Por José Pedro Martins
Especial para o Hora Campinas e Agência Social de Notícias
A aquisição de um radar meteorológico de última geração, para monitoramento de eventos climáticos extremos na Região Metropolitana de Campinas (RMC) foi motivada pela microexplosão atmosférica ocorrida em 5 de junho de 2016. Naquela data em que se comemorava mais um Dia Mundial do Meio Ambiente, Campinas foi atingida por uma microexplosão que deixou um rastro de destruição pela cidade.
Já em 2017 começaram as gestões para a compra do radar, que chegou sexta-feira (13) no Aeroporto Internacional de Viracopos, vindo dos Estados Unidos, e será instalado no Centro de Pesquisas Meteorológicas e Climáticas Aplicadas à Agricultura (Cepagri), da Unicamp. O equipamento vai compor o Centro Regional de Meteorologia da RMC, que é fruto de uma mobilização do conjunto dos 20 municípios e do Conselho de Desenvolvimento da Região, atualmente presidido pelo prefeito de Jaguariúna, Gustavo Reis.
“Será um avanço muito grande para o planejamento de situações de desastres na RMC. O radar terá um alcance de no mínimo 60 quilômetros a partir da Unicamp. Atualmente, a região depende de informações de radar instalado em Bauru, a cerca de 240 quilômetros”, comenta Sidnei Furtado Fernandes, coordenador regional da Defesa Civil e diretor do órgão em Campinas.
Ele participa desde o início das conversas pela aquisição do radar meteorológico, como parte do esforço de aprimoramento da capacidade regional de enfrentamento dos eventos climáticos extremos e desastres em geral.
Microexplosão e rastro de destruição
O radar foi adquirido com recursos do FundoCamp, que é vinculado à Agência Metropolitana de Campinas (Agemcamp) e destina recursos para obras e projetos prioritários para a região, debatidos nas Câmaras Temáticas específicas e aprovados pelo Conselho de Desenvolvimento da RMC. Composto por representantes dos 20 municípios da RMC e do Estado, o Conselho é o órgão máximo da Região Metropolitana.
De fato, a compra de um radar meteorológico com a tecnologia mais moderna foi considerada fundamental pelo conjunto da RMC, após o evento climático extremo registrado em Campinas em 5 de junho de 2016. Foram poucos segundos e estavam no chão tanto jequitibás-rosa centenários, localizados em área do Instituto Agronômico de Campinas, como palmeiras imperiais então recém-plantadas.

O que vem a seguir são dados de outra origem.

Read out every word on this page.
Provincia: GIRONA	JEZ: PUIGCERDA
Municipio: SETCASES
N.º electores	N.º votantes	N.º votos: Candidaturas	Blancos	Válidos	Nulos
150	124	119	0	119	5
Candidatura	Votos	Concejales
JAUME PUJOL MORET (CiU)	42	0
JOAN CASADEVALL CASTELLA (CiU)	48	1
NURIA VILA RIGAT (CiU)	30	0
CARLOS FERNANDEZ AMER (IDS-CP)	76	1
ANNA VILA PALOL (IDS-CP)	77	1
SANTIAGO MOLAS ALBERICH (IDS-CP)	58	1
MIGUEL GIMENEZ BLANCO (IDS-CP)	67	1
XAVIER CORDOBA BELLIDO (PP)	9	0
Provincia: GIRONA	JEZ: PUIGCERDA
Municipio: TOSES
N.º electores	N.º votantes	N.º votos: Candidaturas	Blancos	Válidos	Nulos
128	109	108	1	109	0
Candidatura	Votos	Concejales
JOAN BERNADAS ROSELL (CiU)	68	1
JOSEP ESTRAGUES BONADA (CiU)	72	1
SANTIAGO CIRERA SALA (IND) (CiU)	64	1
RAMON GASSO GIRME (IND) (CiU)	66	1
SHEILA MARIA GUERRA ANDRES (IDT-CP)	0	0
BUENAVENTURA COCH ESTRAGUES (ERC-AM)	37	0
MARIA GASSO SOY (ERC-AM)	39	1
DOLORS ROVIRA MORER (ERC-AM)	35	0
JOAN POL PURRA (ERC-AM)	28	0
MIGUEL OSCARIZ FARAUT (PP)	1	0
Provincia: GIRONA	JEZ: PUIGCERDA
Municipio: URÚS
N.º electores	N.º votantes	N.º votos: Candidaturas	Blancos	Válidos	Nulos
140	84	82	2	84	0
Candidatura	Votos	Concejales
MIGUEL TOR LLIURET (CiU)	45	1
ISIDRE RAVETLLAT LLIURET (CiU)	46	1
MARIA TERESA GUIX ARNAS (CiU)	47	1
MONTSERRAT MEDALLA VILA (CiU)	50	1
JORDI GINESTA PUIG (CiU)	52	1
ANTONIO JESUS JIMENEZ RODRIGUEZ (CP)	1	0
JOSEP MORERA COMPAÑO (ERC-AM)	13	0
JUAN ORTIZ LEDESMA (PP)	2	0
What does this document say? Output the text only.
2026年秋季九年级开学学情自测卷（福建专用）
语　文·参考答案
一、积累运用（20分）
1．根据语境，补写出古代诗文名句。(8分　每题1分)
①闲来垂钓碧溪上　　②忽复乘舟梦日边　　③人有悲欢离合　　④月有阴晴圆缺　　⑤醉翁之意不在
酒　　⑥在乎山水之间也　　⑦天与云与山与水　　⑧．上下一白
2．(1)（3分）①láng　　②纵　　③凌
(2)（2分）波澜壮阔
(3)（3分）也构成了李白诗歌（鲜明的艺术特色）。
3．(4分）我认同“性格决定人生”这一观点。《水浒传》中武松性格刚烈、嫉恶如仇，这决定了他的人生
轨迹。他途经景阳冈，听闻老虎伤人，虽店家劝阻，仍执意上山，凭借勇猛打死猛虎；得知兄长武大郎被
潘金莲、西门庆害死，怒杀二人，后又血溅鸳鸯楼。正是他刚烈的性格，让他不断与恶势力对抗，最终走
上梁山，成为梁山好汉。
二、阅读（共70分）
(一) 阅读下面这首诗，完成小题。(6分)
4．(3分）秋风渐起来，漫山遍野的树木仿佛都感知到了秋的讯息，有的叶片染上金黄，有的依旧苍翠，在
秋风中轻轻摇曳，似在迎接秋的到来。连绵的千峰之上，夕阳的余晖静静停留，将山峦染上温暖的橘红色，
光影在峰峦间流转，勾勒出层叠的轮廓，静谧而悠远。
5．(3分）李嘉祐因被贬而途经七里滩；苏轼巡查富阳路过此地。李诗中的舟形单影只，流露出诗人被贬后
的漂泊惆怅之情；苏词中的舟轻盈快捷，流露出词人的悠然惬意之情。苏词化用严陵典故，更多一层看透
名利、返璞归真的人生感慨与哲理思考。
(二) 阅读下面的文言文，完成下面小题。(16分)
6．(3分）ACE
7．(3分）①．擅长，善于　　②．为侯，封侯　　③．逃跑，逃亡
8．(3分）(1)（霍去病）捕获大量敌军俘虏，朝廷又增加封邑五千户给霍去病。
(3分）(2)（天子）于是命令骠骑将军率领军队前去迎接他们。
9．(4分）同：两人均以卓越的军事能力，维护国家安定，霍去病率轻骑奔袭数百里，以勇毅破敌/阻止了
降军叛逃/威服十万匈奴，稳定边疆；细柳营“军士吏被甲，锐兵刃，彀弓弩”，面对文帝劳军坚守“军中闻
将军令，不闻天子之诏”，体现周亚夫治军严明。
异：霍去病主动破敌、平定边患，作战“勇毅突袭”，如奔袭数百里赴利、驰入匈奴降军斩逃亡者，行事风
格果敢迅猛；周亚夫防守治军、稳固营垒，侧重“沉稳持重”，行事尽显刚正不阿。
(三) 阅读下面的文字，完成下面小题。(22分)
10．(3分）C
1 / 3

Estes foram alguns dos marcos localizados, respectivamente, no início e no final da rota da destruição provocada por microexplosões atmosféricas na madrugada daquele domingo, em que a cidade acordou apavorada.
Centenas de árvores derrubadas, destelhamento de residências e complexos como o Galleria Shopping, corte de energia para milhares de pessoas e várias ruas e avenidas interditadas: este foi o saldo material dos impactos de ventos que chegaram a 120 km por hora. Bambini, Educandário Eurípedes e Lar dos Velhinhos de Campinas foram atingidos, assim como residências do Caminhos de São Conrado, em Sousas.
O complexo social reunindo o Educandário Eurípides, a Editora “Allan Kardec” e a Creche Mãe Luiza foi duramente atingido. O Educandário teve o telhado quase todo destruído. Mais de 60 voluntários trabalharam ainda durante o domingo na limpeza do local.
A intensa ventania seguiu mais o menos a direção da avenida Dr. Theodureto de Almeida Camargo, fazendo vários estragos no alto do Taquaral. Muitas árvores caíram, na própria avenida Dr. Theodureto e em ruas próximas, como Padre Domingos Giovanini e Fernão Lopes.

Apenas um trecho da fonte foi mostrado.